Si Fernando Pessoa a construit peu de choses sur la vie d'Alberto Caeiro (on sait seulement qu'il est né en 1889 à la campagne, qu'il a été très tôt orphelin, et qu'il est mort de la tuberculose en 1935), le portrait imaginé de Ricardo Reis est plus complet. Fernando Pessoa le fait naître en 1887 à Porto. Il lui attribue une grande culture classique, il lui obtient un diplôme en médecine, le fait monarchiste et pour échapper au régime républicain qui a pris le pouvoir au Portugal, l'oblige à s'expatrier au Brésil en 1919.
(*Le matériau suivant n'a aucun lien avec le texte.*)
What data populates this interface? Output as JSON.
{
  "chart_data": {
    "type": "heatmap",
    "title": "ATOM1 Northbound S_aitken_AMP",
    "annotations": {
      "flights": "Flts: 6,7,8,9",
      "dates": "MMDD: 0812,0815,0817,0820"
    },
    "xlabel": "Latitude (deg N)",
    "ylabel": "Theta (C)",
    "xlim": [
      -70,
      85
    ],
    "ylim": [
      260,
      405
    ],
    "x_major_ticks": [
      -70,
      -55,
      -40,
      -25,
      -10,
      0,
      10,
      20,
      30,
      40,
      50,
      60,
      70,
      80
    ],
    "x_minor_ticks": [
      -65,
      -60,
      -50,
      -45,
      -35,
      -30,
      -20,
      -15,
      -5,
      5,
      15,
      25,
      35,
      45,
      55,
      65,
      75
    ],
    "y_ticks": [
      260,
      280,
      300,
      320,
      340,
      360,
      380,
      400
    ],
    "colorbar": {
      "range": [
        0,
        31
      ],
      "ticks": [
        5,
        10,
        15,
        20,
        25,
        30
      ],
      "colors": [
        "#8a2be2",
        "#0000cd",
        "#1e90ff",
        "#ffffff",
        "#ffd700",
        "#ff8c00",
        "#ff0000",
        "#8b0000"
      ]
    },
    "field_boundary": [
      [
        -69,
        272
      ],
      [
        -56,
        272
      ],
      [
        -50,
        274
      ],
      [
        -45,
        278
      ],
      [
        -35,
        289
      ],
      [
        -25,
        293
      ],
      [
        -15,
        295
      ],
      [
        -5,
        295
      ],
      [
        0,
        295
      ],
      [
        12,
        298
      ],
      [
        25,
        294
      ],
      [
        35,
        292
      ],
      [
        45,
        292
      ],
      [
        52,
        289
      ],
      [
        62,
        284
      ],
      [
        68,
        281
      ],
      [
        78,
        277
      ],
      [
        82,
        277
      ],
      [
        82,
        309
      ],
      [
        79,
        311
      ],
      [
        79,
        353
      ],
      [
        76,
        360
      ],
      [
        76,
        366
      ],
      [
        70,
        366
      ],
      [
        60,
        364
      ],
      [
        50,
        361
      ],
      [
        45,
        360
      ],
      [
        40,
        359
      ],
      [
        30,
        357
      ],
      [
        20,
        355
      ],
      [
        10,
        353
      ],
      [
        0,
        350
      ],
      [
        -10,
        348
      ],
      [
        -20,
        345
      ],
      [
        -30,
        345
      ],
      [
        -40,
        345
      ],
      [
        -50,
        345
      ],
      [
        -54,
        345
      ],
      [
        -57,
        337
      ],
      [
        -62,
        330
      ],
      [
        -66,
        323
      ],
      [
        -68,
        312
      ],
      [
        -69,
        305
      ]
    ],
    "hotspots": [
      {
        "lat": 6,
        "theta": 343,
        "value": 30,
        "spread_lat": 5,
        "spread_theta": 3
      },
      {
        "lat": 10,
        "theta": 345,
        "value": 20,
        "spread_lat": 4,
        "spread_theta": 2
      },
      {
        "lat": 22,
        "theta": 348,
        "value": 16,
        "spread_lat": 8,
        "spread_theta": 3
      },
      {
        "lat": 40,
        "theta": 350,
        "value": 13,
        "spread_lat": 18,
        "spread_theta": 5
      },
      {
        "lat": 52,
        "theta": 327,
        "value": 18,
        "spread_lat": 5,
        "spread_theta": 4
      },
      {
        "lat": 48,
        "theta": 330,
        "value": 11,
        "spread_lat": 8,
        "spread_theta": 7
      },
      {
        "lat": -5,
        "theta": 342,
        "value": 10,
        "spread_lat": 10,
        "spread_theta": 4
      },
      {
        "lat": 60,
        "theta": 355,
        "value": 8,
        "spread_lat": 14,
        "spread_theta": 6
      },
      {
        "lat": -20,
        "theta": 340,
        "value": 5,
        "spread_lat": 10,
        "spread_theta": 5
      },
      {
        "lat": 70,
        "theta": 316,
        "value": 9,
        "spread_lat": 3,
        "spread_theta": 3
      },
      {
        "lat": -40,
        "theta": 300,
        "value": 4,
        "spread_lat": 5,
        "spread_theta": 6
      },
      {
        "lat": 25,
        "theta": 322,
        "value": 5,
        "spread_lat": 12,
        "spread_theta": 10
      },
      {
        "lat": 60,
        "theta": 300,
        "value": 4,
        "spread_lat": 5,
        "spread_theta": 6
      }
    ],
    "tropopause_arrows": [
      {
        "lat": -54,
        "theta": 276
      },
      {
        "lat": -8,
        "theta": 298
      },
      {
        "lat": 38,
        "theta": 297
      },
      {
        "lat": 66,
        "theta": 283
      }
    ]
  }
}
La poésie de Ricardo Reis, si elle n'est dans l'esprit, pas très éloignée de celle d'Alberto Caeiro, a dans le style et dans la forme bien des différences. Comme chez l'auteur du Gardien de troupeaux, l'homme n'est pas maître de sa condition, il ne peut la modifier. Il ne peut qu'en apprécier le moment présent, tendre vers une sérénité de l'instant, un Carpe Diem. L'écriture de Ricardo Reis est plus classique, le vocabulaire plus érudit, la structure des poèmes plus formalisée. Les influences de la culture gréco-latine, de l'épicurisme, du stoïcisme et du poète latin Horace apparaissent en pleine lumière. Il y a dans les vers de Ricardo Reis l'expression d'une recherche, celle d'un apaisement qui libèrerait la conscience des contingences de la vie, de ses émotions et de ses sentiments exacerbés.
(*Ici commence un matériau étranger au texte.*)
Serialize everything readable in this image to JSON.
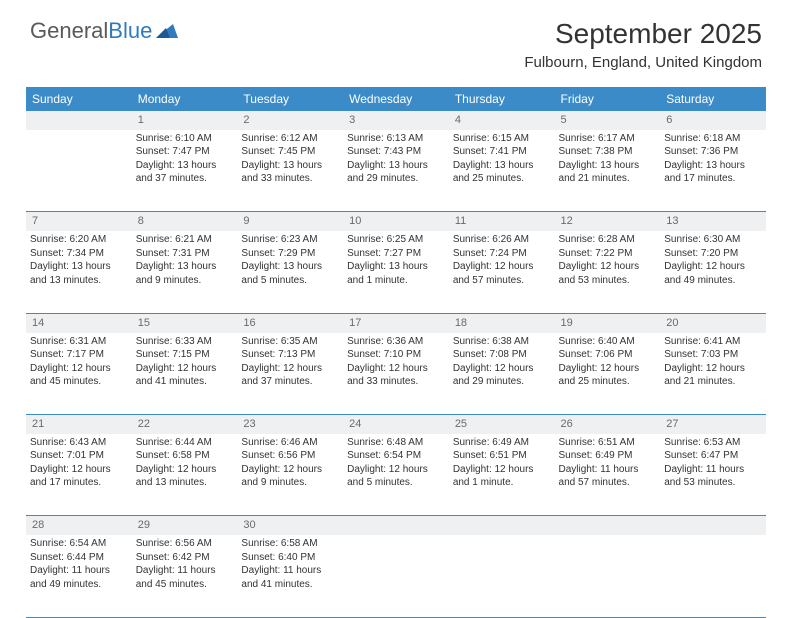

« Nombreux sont ceux qui vivent en nous ;
Si je pense, si je ressens, j'ignore
Qui est celui qui pense, qui ressent.
Je suis seulement le lieu
Où l'on pense, où l'on ressent.

J'ai d'avantage d'âmes qu'une seule.
Il est plus de moi que moi-même.
J'existe cependant
À tous indifférent.
Je les fais taire : je parle.

Les influx entrecroisés
De ce que je ressens ou passages
Polémiquent en qui je suis.
Je les ignore. Ils ne dictent rien
À celui que je me connais : j'écris.»

Comme dans les Odes de Ricardo Reis, les poèmes d'Alberto Caeiro libèrent un sens qui, du bout des doigts, touche au sublime, dévoilent une vérité que seule la poésie peut nous faire éprouver et partager.
Dans une entreprise littéraire comme celle de Fernando Pessoa, travail d'écriture unique, incomparable, indépassable, chacun des hétéronymes, avec leurs écrits, leur histoire, est un moyen d'approcher au plus près de Fernando Pessoa et de son oeuvre.